Subcommittee chairman Jason Chaffetz, a Republican, seized on reports that Caldwell and other military leaders sought to deter hospital probes as what he said was proof of a Pentagon failure to provide Congress with accurate, timely information about its activities -- and shortcomings -- in Afghanistan.
Chaffetz said senior commanders in Afghanistan, including Caldwell and General David Petraeus, the then-head of U.S. and NATO forces in Afghanistan who now leads the Central Intelligence Agency, were briefed on the hospital's problems.
"Investigations were apparently delayed because of personal politics and an aggressive public relations campaign attempted to cloud the facts," Chaffetz said.
"I want the Pentagon to be on notice;- it will not be acceptable to hide documents," he later said.
The Defense Department has acknowledged problems at the hospital and has said that "investigations and corrective action" were under way.

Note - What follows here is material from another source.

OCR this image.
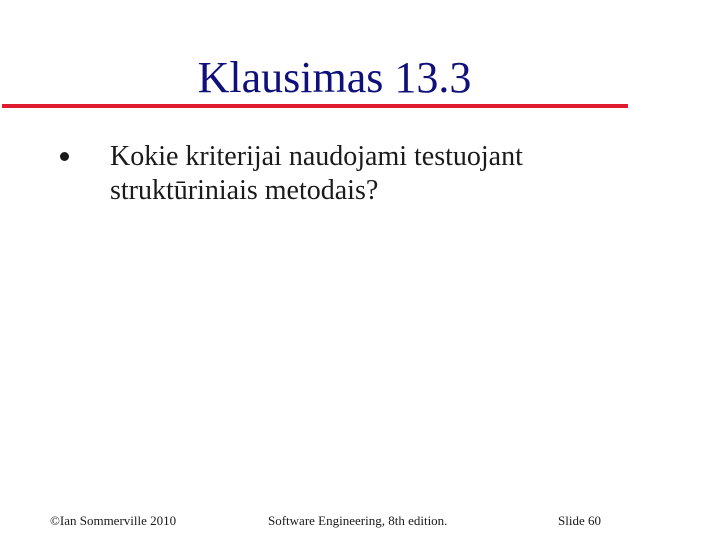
Klausimas 13.3
Kokie kriterijai naudojami testuojant
struktūriniais metodais?
©Ian Sommerville 2010	Software Engineering, 8th edition.	Slide 60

The Pentagon's inspector general office has undertaken several investigations of the Afghan medical system, including the Dawood hospital, but officials declined to comment on whether the inspector general would conduct a separate probe into allegations senior officials sought to cover up problems.
While Carozza said Caldwell resisted suggestions of a new hospital probe even after the November 2010 congressional elections, Colonel Mark Fassl, former inspector general for the NATO training mission in Afghanistan, told lawmakers he was asked to retract a request for a stepped-up hospital probe shortly before the elections.
Fassl said that Caldwell brought up his relationship to President Barack Obama in discussing the potential probe ahead of the elections.